O “tarifaço” do presidente dos Estados Unidos, Donald Trump, contra diversos países e a retaliação da China, com taxas de 34% sobre os produtos americanos, vão mexer com o mercado global de carnes. Um dos principais efeitos deve ser o aumento da demanda chinesa pelas carnes do Brasil, o que tende a elevar os preços no mercado doméstico, com impactos na inflação dos alimentos, disseram analistas ao Valor.
Assim como o Brasil, os EUA exportam carnes bovina, suína e de frango à China, e a taxa de 34% sobre os produtos americanos tende a tornar os produtos brasileiros mais competitivos.
Fernando Iglesias, analista da Safras & Mercado, avalia que a carne suína do Brasil é a que tem mais chances de ocupar o lugar dos americanos na China. Mas carnes bovina e de frango também podem ganhar mais espaço no país asiático. “A exportação do Brasil já tendia a ser recorde em 2025 para as três carnes, e essa conjuntura mercadológica torna o quadro ainda mais favorável”, afirmou.
Com a guerra comercial entre EUA e China, a Safras estima alta de 7% para as exportações totais de carne suína neste ano, para até 1,5 milhão de toneladas. Para frango e bovinos, a projeção é de avanços de 5,24% e 2,29%, respectivamente. Os embarques devem somar 5,43 milhões de toneladas de frango e 4,28 milhões de toneladas de carne bovina.
Esse aumento nas exportações, porém, terá impacto sobre os preços domésticos. “Com esse fluxo de exportação tão contundente, sim, o mais provável é que as carnes sigam pressionando os índices inflacionários no Brasil”, reconheceu.
Para a diretora da consultoria Agrifatto, Lygia Pimentel, a guerra comercial pode paralisar o comércio de carnes dos EUA para a China ou reduzir muito os negócios. “Com o Brasil sendo o principal fornecedor de commodities, certamente será positivo para nós”, afirmou, acrescentando que os EUA são o terceiro maior fornecedor de carne suína para os chineses, atrás de Espanha e Brasil.
Ela também acredita que uma demanda adicional tende a impulsionar os preços ao consumidor final no mercado brasileiro.
Não vamos tirar do mercado interno para exportar
— Ricardo Santin, presidente da Associação Brasileira de Proteína Animal (ABPA)
Questionado sobre o tema, o presidente da Associação Brasileira de Proteína Animal (ABPA), Ricardo Santin, disse que os impactos sobre os preços domésticos das carnes de frango e suína seriam limitados, uma vez que é possível elevar a produção.
“A gente já previa crescimentos maiores no mercado interno do que na exportação, agora pode ter uma adequação disso. Não vamos tirar do mercado interno para exportar. Podemos fazer outras estratégias como o crescimento de oferta ou peso dos animais”, disse o representante das indústrias de carnes de frango e suína.
De acordo com Santin, a guerra tarifária deve levar a rearranjos no comércio internacional de carnes. Com a taxação pela China, os EUA podem buscar outros compradores, assim como os brasileiros podem passar a enviar mais carne ao mercado chinês se for mais atrativo do que outro importador. Esse movimento é esperado com maior intensidade para o segundo semestre, pois os contratos para os próximos meses já estão fechados.

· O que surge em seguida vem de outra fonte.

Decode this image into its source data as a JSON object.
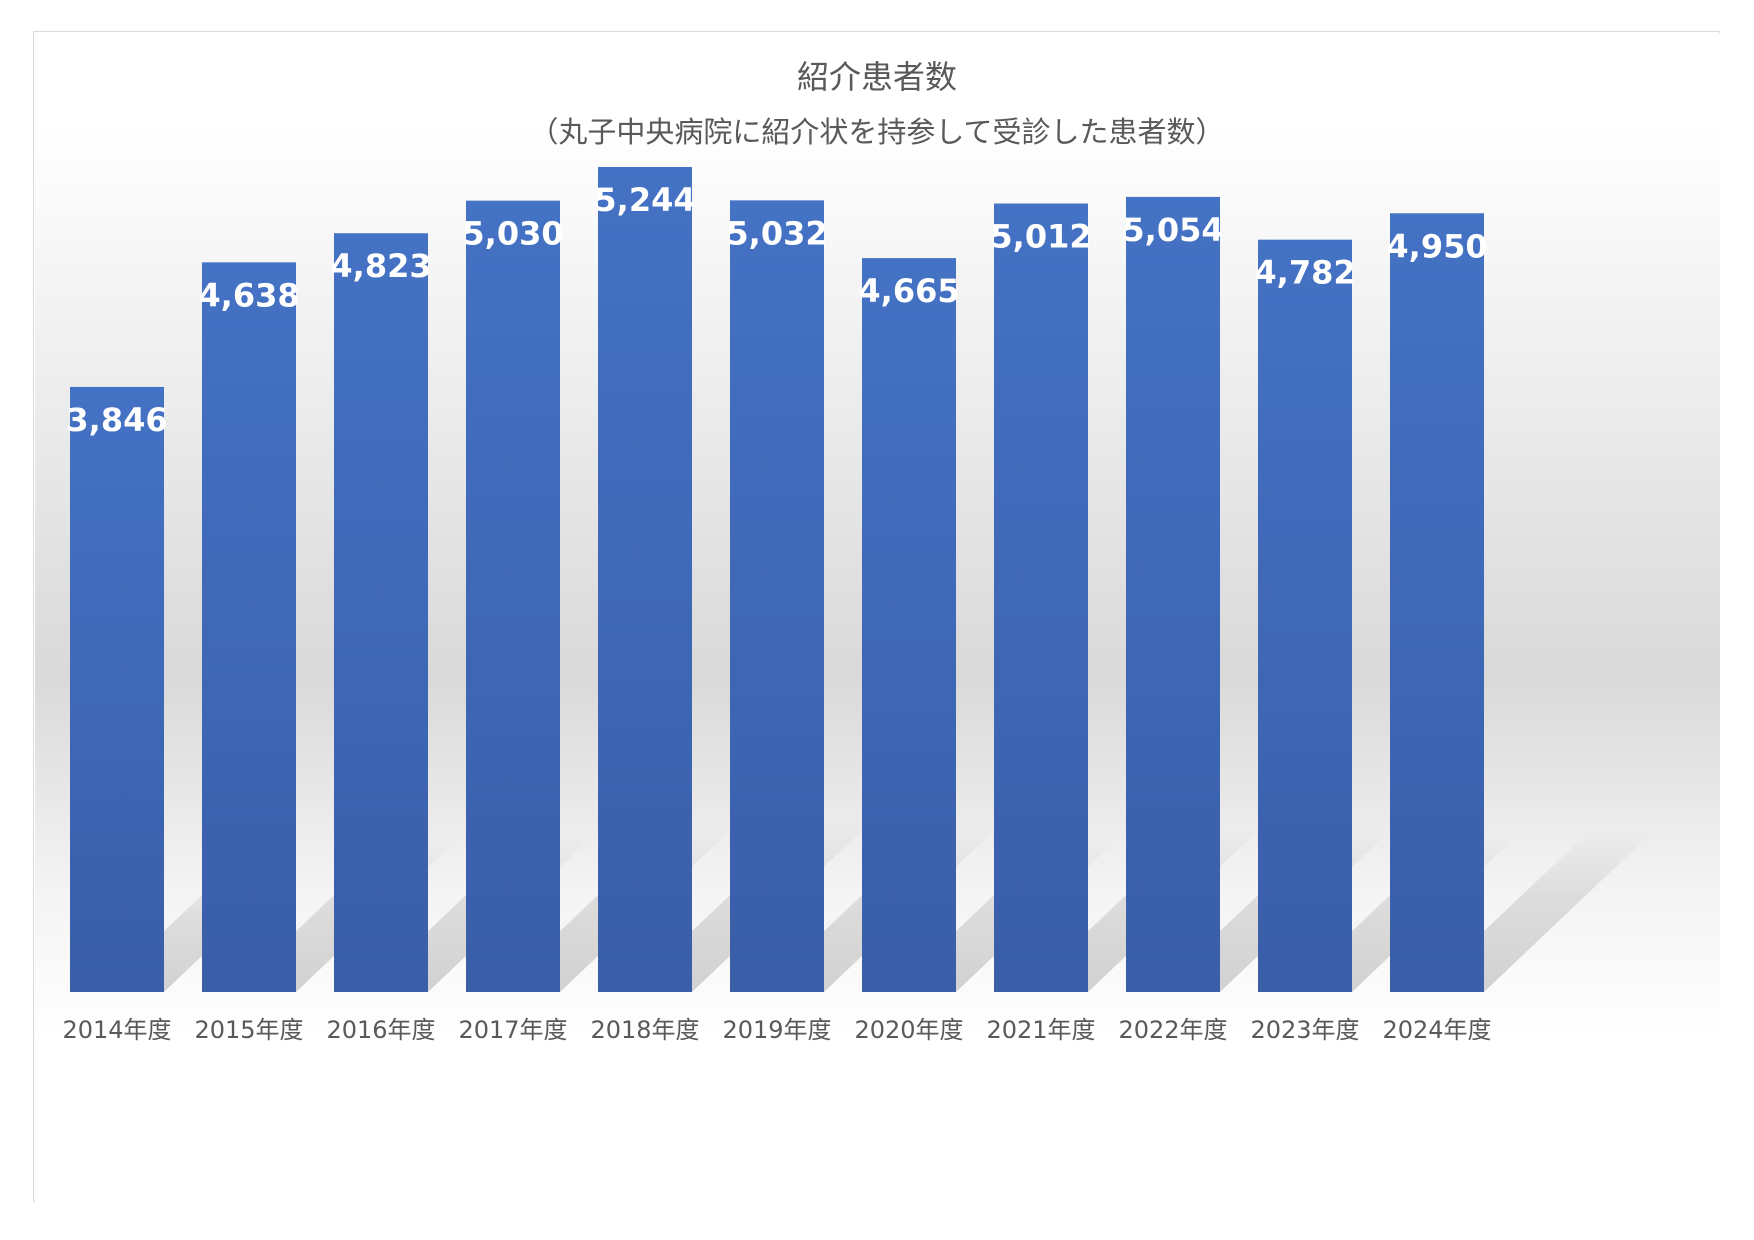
{
  "chart_data": {
    "type": "bar",
    "title": "紹介患者数",
    "subtitle": "（丸子中央病院に紹介状を持参して受診した患者数）",
    "categories": [
      "2014年度",
      "2015年度",
      "2016年度",
      "2017年度",
      "2018年度",
      "2019年度",
      "2020年度",
      "2021年度",
      "2022年度",
      "2023年度",
      "2024年度"
    ],
    "values": [
      3846,
      4638,
      4823,
      5030,
      5244,
      5032,
      4665,
      5012,
      5054,
      4782,
      4950
    ],
    "data_labels": [
      "3,846",
      "4,638",
      "4,823",
      "5,030",
      "5,244",
      "5,032",
      "4,665",
      "5,012",
      "5,054",
      "4,782",
      "4,950"
    ],
    "ylim": [
      0,
      5244
    ],
    "grid": false,
    "legend": "none",
    "colors": {
      "bar_top": "#4472c4",
      "bar_bottom": "#3a5ea8",
      "label": "#ffffff",
      "title": "#595959",
      "tick": "#595959",
      "background_band": "#d9d9d9"
    }
  }
}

Além dos rearranjos, outro efeito das tarifas deve ser a alta de preços das carnes no mercado internacional, segundo Santin.
João Figueiredo, analista da Datagro Pecuária, lembra que se os preços domésticos das carnes nos EUA já vinham elevados, “agora serão ainda maiores”.
As “tarifas recíprocas” anunciadas pelo governo Trump na quarta-feira passada estabelecem uma sobretaxa mínima para praticamente todos os parceiros comerciais dos EUA. Para o Brasil, ficou em 10%. Para a China, em 34%, e para a União Europeia, em 20%.
A China respondeu com uma tarifa de 34% sobre as importações de todos os produtos americanos. De acordo com a Comissão de Tarifas Aduaneiras do Conselho de Estado chinês, a medida começa a valer na próxima quinta-feira (10/4).
Como parte das medidas retaliatórias contra os EUA, a China suspendeu as importações de produtos de frango de duas empresas americanas — Mountaire Farms of Delaware, Inc. e Coastal Processing, LLC. Segundo informe no site da Administração Geral das Alfândegas, a medida visa proteger a saúde dos consumidores após a detecção de um medicamento proibido — a furacilina — em produtos de frango em várias ocasiões.
Também foram suspensos produtos à base de frango e farinha de osso das companhias American Proteins Inc., Mountaire Farms, e Darling Ingredients Inc. Além disso, Pequim suspendeu a habilitação da C&D (USA) Inc. para exportar sorgo ao mercado chinês.